Côté coûts, les producteurs de cobalt opérant en RD Congo ont tout de même dû encaisser une mauvaise nouvelle. Le pays a révisé son code minier, et rehaussé les taxes sur le cobalt désormais considéré comme "stratégique" pour le pays (une appellation qu’on ne peut pas démentir). Bien que premier producteur du métal, le pays figure toujours parmi les plus pauvres de la planète.
Travail des enfants : une "simplification outrancière"
Des labels permettant de différencier le cobalt éthique (hors zones de guerre, sans travail des enfants) sont également évoqués régulièrement. Une démarche vertueuse pour mettre fin à des pratiques dénoncées à juste titre, notamment par Amnesty International, mais plus compliquée qu’il n’y paraît. "La médiatisation et la simplification outrancières de ce sujet vont parfois à l’encontre d’une compréhension plus fine des mécanismes sur place, voire des solutions à y apporter", nuance Gaétan Lefebvre. L’économiste rappelle que la géologie des gisements en République démocratique du Congo (plus de 60% de la production mondiale) et leur concentration les rend faciles à exploiter sans machines industrielles, et que le travail des enfants et l’exploitation artisanale ne vont pas toujours de pair. Il rappelle également que seulement "10% à 20% de la production de cobalt de RD Congo est d’origine difficilement traçable", ce qui signifie que 80% de cette production est issue des mines industrielles exploitées entre autres par Glencore et China Molybdenum.

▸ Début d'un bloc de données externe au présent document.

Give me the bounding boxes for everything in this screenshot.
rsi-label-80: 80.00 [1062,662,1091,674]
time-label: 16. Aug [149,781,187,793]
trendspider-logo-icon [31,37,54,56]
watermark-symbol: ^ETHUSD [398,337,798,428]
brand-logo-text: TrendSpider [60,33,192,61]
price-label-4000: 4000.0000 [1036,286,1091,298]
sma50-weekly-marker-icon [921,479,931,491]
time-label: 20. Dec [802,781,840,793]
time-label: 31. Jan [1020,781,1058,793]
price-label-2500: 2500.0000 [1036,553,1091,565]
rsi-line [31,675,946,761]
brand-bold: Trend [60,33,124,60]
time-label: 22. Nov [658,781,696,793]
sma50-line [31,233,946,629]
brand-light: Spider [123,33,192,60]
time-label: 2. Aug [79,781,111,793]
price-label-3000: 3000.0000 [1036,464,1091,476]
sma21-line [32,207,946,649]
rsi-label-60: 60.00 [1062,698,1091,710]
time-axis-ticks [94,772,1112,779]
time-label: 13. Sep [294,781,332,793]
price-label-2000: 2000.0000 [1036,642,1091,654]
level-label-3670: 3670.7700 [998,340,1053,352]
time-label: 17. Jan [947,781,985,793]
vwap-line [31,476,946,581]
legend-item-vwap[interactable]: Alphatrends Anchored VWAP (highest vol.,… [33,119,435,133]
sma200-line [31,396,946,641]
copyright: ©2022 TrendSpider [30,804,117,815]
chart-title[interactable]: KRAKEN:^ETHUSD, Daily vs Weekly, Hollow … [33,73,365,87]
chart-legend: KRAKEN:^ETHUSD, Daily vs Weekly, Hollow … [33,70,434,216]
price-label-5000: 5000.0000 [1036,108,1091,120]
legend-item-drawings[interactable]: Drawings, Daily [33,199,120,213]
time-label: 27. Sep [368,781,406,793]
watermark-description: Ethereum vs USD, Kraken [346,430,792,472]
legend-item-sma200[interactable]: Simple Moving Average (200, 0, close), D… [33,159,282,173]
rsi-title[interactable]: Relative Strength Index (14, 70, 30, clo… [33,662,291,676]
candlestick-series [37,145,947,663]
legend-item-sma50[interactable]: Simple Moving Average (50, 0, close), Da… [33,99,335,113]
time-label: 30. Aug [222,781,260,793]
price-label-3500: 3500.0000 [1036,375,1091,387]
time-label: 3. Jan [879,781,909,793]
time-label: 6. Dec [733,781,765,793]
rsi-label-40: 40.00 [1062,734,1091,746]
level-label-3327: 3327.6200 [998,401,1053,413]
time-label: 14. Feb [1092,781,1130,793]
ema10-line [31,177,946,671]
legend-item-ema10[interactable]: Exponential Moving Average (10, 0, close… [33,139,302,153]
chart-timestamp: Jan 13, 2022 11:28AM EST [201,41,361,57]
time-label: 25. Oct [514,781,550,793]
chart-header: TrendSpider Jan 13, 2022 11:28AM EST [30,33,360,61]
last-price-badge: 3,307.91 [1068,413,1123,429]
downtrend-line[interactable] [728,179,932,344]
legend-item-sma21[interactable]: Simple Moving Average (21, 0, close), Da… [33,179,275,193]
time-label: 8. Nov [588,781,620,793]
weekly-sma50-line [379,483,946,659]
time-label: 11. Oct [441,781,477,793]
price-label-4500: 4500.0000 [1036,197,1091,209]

Le gouvernement congolais "estime que 5000 à 25000 tonnes de minerai seraient produites annuellement par des mineurs artisans" et captées par des "négociants", explique Gaétan Lefebvre. Souvent chinois, ces négociants sont en réalité "des acteurs industriels en mesure de réaliser les premières étapes de métallurgie, c’est-à-dire de produire des concentrés ou des intermédiaires sous forme d'hydroxydes Co(OH)2", en intégrant une partie du minerai d’origine artisanale dans du minerai d’origine industrielle. "Toute traçabilité est alors perdue", conclut le BRGM.